BACKGROUND: The microsurgical reconstruction of the head and neck usually is the first indication for high tissue losses. The surgical team should have a hand full of technical options for any such loss. In addition, knowing how to manage each complication is important. The aim of this study was to evaluate possibilities of reconstruction and complications in patients submitted to reconstruction using free flaps.
METHODS: A retrospective study of patients with loss of tissue in the head and neck, and submitted to immediate or delayed microsurgical reconstruction was performed between March 2010 and March 2012.

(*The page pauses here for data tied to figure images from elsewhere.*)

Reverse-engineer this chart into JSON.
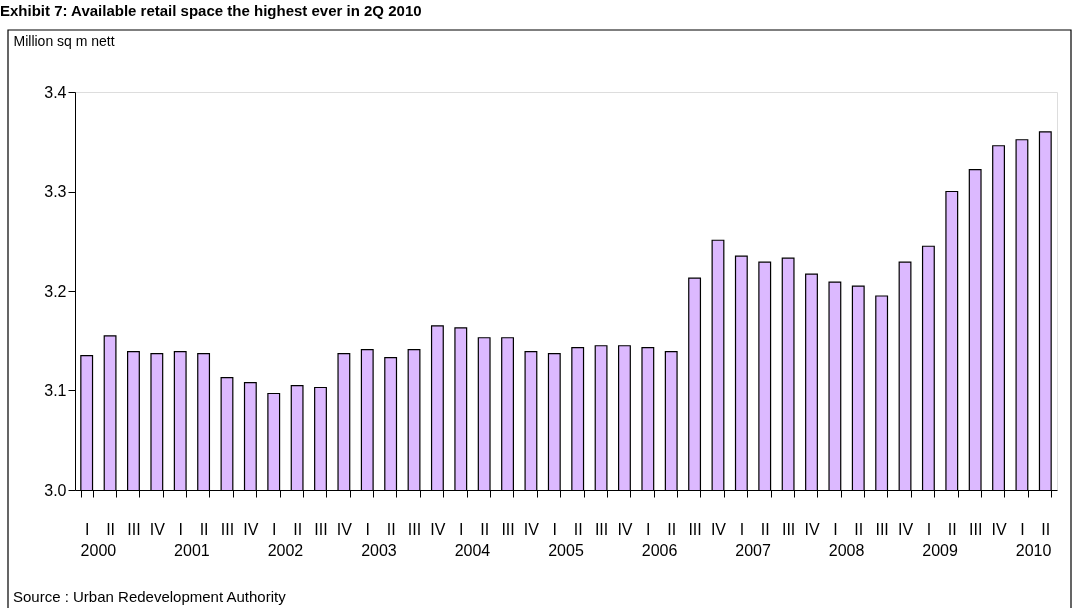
{
  "chart_data": {
    "type": "bar",
    "title": "Exhibit 7: Available retail space the highest ever in 2Q 2010",
    "ylabel": "Million sq m nett",
    "categories": [
      "I",
      "II",
      "III",
      "IV",
      "I",
      "II",
      "III",
      "IV",
      "I",
      "II",
      "III",
      "IV",
      "I",
      "II",
      "III",
      "IV",
      "I",
      "II",
      "III",
      "IV",
      "I",
      "II",
      "III",
      "IV",
      "I",
      "II",
      "III",
      "IV",
      "I",
      "II",
      "III",
      "IV",
      "I",
      "II",
      "III",
      "IV",
      "I",
      "II",
      "III",
      "IV",
      "I",
      "II"
    ],
    "values": [
      3.135,
      3.155,
      3.139,
      3.137,
      3.139,
      3.137,
      3.113,
      3.108,
      3.097,
      3.105,
      3.103,
      3.137,
      3.141,
      3.133,
      3.141,
      3.165,
      3.163,
      3.153,
      3.153,
      3.139,
      3.137,
      3.143,
      3.145,
      3.145,
      3.143,
      3.139,
      3.213,
      3.251,
      3.235,
      3.229,
      3.233,
      3.217,
      3.209,
      3.205,
      3.195,
      3.229,
      3.245,
      3.3,
      3.322,
      3.346,
      3.352,
      3.36
    ],
    "color": "#dcb9ff",
    "ylim": [
      3.0,
      3.4
    ],
    "yticks": [
      {
        "value": 3,
        "label": "3.0"
      },
      3.1,
      3.2,
      3.3,
      3.4
    ],
    "annotations": [
      "2000",
      "2001",
      "2002",
      "2003",
      "2004",
      "2005",
      "2006",
      "2007",
      "2008",
      "2009",
      "2010",
      "Source : Urban Redevelopment Authority"
    ]
  }
}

RESULTS: Sixty patients that received free flaps, submitted to surgery between March 2010 and March 2012, were analyzed. Of these, 31 (52.7%) patients were women and 39 (65.0%) Caucasians. Immediate reconstructions were performed in 65% of the cases. Malignant tumours were the most common diagnoses, representing 86.7% of the cases. The frequency of the flaps was as follows: fibula in 36.7% of the cases, rectus abdominis in 23.3%, anterolateral thigh in 23.3%, antebrachial in 11.7%, and latissimus dorsi in 5%. The average operative time was 8.6 ± 2.1 hours. The ischemia period was 107.5 ± 27.6 minutes. Complications were observed in 45% of the cases: dehiscence in 18.3%, salivary fistula in 16.7%, infection in 16.7%, death during the first week after surgery in 5%, and extrusion of the synthesized material in 1.7%. Among the 60 flaps, a reintervention was required in 20 (33.3%), and the loss of 13 (21.7%) reconstructions occurred. The venous thrombosis was the main cause of reintervention and loss. Six salvage flaps were performed, three of the pectoralis pedicle and three of the latissimus dorsi muscle; two of the latter were microsurgeries.
CONCLUSIONS: Microsurgical flaps are important in head and neck reconstructions; these can be better than the pediculated ones in most of the situations; when well succeeded, they promote a decrease of morbidity, a promotion of rehabilitation, and a decrease in costs.
Keywords: Microsurgery. Head/surgery. Neck/surgery. Surgical flaps.